Ya estaba dividido entre conservadores moderados y los extremistas del Tea Party. Pero Trump ha hecho que aflore un electorado rural, sin estudios, muy conservador y aislacionista, partidario acérrimo de portar armas de fuego y que se opone radicalmente al aparato del partido republicano: Paul Ryan –presidente de la Cámara de Representantes–, y Mitch McConnell (líder de la minoría republicana en el Congreso) apenas soportan a Trump. McCain, héroe de guerra, pero acusado de “perdedor” por Trump puesto que fue capturado y torturado durante cinco años en Vietnam, tiene poco aprecio a Trump. Obama, el 3 de agosto preguntaba a los líderes republicanos: “Si tienen que corregirle cada dos por tres, ¿por qué no le retiran su apoyo?” Obama –en línea con el cristianismo afroamericano– es amigo de citar el Evangelio.
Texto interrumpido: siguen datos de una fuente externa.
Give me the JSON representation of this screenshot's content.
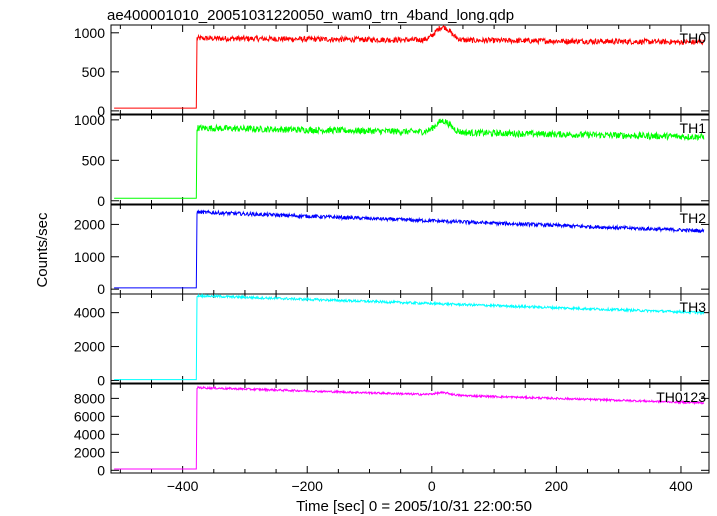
{
  "title": "ae400001010_20051031220050_wam0_trn_4band_long.qdp",
  "ylabel": "Counts/sec",
  "xlabel": "Time [sec] 0 = 2005/10/31 22:00:50",
  "chart_data": {
    "type": "line",
    "x_ticks": [
      -400,
      -200,
      0,
      200,
      400
    ],
    "xlim": [
      -515,
      445
    ],
    "panels": [
      {
        "name": "TH0",
        "color": "#ff0000",
        "ylim": [
          -40,
          1100
        ],
        "y_ticks": [
          0,
          500,
          1000
        ],
        "pre": 35,
        "start": 930,
        "end": 880,
        "noise": 35,
        "bump": 170
      },
      {
        "name": "TH1",
        "color": "#00ff00",
        "ylim": [
          -40,
          1060
        ],
        "y_ticks": [
          0,
          500,
          1000
        ],
        "pre": 30,
        "start": 900,
        "end": 790,
        "noise": 40,
        "bump": 140
      },
      {
        "name": "TH2",
        "color": "#0000ff",
        "ylim": [
          -150,
          2600
        ],
        "y_ticks": [
          0,
          1000,
          2000
        ],
        "pre": 40,
        "start": 2380,
        "end": 1800,
        "noise": 55,
        "bump": 0
      },
      {
        "name": "TH3",
        "color": "#00ffff",
        "ylim": [
          -150,
          5100
        ],
        "y_ticks": [
          0,
          2000,
          4000
        ],
        "pre": 50,
        "start": 5000,
        "end": 4000,
        "noise": 70,
        "bump": 0
      },
      {
        "name": "TH0123",
        "color": "#ff00ff",
        "ylim": [
          -300,
          9600
        ],
        "y_ticks": [
          0,
          2000,
          4000,
          6000,
          8000
        ],
        "pre": 150,
        "start": 9200,
        "end": 7500,
        "noise": 110,
        "bump": 250
      }
    ]
  }
}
El 5 de agosto afirmó: “una casa desunida no puede prevalecer, dijo Cristo”. Y el partido demócrata, que sigue recaudando más dinero que Trump, aunque éste haya mejorado (en julio 90 millones Hillary; 82, Trump, dos tercios online), está fuertemente unido, también con el apoyo de Bernie Sanders. Y con el de Obama, cuyo índice de aprobación de su gestión se ha disparado (+54%), como en julio de 1988 le ocurrió a Reagan. El 90% de los que apoyan a Obama, apoyan a Clinton.

Mientras, Trump genera división entre sus filas. Lo último ha sido descubrir que no es autor de su libro más vendido “The art of the deal”. El autor, Toni Schwartz dijo a The New Yorker que “el botón nuclear en manos de Trump, nos llevaría al fin de la humanidad”. Clinton sostiene lo mismo. La campaña no ha hecho sino empezar. Y el punto de partida es una ventaja de 10 puntos de Hillary sobre Trump. Quizá el resto del país siga el ejemplo de Nueva York y apoye a la sensata y experimentada Clinton.